The pope dies, beginning nine days of mourning and funeral masses. The Cardinal Camerlengo, Eduardo Cardinal Martinez Somalo, verifies the death by calling the pope's name three times. He then leads the funeral arrangements and the conclave proceedings.
On the fourth or fifth day of mourning, the pope is interred.
Between 15 and 20 days after the pope's death, allowing time for cardinals to travel from all over the world, every cardinal under age 80 arrives at the Vatican for the conclave. There are 117 such cardinal-electors.
After taking an oath of secrecy, the cardinals meet to discuss the candidates for the papacy.

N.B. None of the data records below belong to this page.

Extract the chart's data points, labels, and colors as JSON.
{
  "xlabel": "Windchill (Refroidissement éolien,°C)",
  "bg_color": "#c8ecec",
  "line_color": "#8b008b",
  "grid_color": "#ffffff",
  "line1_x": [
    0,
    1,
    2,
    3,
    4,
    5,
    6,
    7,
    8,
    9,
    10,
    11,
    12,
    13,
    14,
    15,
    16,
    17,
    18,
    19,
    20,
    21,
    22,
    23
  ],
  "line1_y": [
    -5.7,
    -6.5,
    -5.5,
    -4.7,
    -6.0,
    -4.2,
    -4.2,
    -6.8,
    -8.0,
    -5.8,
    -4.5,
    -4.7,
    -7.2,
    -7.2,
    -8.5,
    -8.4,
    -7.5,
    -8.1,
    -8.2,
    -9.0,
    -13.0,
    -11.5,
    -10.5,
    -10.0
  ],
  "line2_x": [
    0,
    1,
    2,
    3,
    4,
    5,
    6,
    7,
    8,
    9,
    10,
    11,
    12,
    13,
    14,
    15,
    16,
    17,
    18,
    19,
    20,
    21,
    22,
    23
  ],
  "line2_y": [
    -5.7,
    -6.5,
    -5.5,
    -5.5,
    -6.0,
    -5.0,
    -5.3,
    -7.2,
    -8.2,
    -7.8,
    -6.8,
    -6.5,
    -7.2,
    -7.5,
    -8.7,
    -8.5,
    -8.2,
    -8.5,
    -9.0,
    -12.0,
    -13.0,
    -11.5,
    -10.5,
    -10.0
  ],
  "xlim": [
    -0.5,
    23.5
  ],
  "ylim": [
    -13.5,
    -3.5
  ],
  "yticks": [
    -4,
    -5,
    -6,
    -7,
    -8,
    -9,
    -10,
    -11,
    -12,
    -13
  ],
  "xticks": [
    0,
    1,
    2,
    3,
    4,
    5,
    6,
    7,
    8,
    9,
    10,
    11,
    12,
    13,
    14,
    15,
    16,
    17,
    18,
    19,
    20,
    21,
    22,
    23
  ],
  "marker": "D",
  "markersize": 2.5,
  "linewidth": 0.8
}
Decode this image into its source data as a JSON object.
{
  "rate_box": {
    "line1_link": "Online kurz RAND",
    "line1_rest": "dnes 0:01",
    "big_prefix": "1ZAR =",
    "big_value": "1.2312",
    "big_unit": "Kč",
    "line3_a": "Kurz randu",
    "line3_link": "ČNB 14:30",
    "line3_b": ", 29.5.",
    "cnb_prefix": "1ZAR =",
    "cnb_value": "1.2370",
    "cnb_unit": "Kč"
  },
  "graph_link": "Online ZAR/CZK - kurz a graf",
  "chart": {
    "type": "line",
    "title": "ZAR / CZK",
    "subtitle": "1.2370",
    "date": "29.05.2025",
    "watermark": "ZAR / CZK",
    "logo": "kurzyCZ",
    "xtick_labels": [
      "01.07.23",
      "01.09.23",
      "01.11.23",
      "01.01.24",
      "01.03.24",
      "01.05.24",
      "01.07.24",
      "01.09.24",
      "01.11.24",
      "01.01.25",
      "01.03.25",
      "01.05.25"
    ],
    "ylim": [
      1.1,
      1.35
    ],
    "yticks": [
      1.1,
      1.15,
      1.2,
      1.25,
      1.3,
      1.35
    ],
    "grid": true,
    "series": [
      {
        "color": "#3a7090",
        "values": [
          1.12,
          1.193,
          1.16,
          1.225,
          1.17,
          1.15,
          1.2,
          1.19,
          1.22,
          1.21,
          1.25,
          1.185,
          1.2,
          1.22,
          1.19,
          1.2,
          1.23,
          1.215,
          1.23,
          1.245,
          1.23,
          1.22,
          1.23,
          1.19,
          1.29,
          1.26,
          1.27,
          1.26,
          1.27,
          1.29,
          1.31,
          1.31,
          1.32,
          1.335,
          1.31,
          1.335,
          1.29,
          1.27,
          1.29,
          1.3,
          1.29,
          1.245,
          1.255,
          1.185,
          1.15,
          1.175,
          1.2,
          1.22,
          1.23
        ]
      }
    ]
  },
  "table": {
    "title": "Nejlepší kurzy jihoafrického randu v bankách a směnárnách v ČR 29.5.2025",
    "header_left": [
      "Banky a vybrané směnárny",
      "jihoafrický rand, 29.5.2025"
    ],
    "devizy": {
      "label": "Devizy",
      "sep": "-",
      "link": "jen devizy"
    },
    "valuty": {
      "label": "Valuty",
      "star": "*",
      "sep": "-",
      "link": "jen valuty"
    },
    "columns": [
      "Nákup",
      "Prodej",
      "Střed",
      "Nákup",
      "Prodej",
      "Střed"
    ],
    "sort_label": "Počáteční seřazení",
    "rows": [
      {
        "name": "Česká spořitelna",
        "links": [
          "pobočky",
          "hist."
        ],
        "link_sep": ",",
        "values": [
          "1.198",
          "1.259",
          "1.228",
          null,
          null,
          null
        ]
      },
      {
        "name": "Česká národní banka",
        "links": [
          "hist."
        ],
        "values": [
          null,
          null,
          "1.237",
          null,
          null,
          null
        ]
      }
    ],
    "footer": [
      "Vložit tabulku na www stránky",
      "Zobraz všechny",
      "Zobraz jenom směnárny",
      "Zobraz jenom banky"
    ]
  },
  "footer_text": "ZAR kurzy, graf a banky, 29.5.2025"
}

The cardinals silently write the name of the cardinal they want to elect pope on a paper ballot with the phrase "Eligo in suumum pontificem," or "I elect as supreme pontiff." Votes are taken once on the first afternoon of the conclave, then twice each morning and once each afternoon after that.
After the ballots are counted, they are burned. If a pope has been elected--by a 2/3-plus-one majority--white smoke is sent up the chimney when the ballots burn. If a majority has not been reached, black smoke goes up.
If the cardinals vote 30 times without reaching the proper majority, the rules dictate that a simple 50 percent majority will elect the new pope.
After a cardinal is elected, he chooses his papal name and dresses in pontifical garments. Each cardinal in turn pledges his allegiance to the new pope.
The oldest cardinal among the electors leaves the conclave and says in St. Peter's Square, "Habemus Papam! We have a pope!" The new pope then appears on the Vatican balcony and delivers a blessing.